Is there a parallel implementation of GBM in R?


I use the gbm library in R and I would like to use all my CPU to fit a model.

gbm.fit(x, y,
        offset = NULL,
        misc = NULL,...

Solution

  • As far as I know, both h2o and xgboost have this.

    For h2o, see e.g. this blog post of theirs from 2013 from which I quote

    At 0xdata we build state-of-the-art distributed algorithms - and recently we embarked on building GBM, and algorithm notorious for being impossible to parallelize much less distribute. We built the algorithm shown in Elements of Statistical Learning II, Trevor Hastie, Robert Tibshirani, and Jerome Friedman on page 387 (shown at the bottom of this post). Most of the algorithm is straightforward “small” math, but step 2.b.ii says “Fit a regression tree to the targets….”, i.e. fit a regression tree in the middle of the inner loop, for targets that change with each outer loop. This is where we decided to distribute/parallelize.

    The platform we build on is H2O, and as talked about in the prior blog has an API focused on doing big parallel vector operations - and for GBM (and also Random Forest) we need to do big parallel tree operations. But not really any tree operation; GBM (and RF) constantly build trees - and the work is always at the leaves of a tree, and is about finding the next best split point for the subset of training data that falls into a particular leaf.

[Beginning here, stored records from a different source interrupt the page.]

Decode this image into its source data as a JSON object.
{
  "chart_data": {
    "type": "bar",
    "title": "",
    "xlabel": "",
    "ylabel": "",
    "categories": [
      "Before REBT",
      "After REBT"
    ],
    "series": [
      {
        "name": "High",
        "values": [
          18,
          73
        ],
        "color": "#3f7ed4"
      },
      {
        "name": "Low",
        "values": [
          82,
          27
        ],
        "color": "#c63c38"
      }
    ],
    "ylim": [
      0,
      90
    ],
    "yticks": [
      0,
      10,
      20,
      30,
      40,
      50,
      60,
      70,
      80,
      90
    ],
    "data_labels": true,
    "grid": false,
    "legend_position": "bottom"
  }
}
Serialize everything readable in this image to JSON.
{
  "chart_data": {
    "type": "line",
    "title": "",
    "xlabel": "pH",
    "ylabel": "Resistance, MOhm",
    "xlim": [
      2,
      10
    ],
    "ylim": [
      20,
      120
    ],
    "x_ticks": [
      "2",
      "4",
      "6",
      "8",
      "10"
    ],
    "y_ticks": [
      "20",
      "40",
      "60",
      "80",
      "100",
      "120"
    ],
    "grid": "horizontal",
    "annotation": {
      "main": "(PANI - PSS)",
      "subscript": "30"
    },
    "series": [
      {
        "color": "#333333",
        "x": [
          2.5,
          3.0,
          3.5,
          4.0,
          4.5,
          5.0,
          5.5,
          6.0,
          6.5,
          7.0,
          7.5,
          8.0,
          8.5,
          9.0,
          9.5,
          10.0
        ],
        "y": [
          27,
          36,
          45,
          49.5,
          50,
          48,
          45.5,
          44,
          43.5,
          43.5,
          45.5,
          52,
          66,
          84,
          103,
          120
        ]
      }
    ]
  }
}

    The code can be found on our git: http://0xdata.github.io/h2o/

    (Edit: The repo now is at https://github.com/h2oai/.)

    The other parallel GBM implementation is, I think, in xgboost. Its Descriptions says

    Extreme Gradient Boosting, which is an efficient implementation of gradient boosting framework. This package is its R interface. The package includes efficient linear model solver and tree learning algorithms. The package can automatically do parallel computation on a single machine which could be more than 10 times faster than existing gradient boosting packages. It supports various objective functions, including regression, classification and ranking. The package is made to be extensible, so that users are also allowed to define their own objectives easily.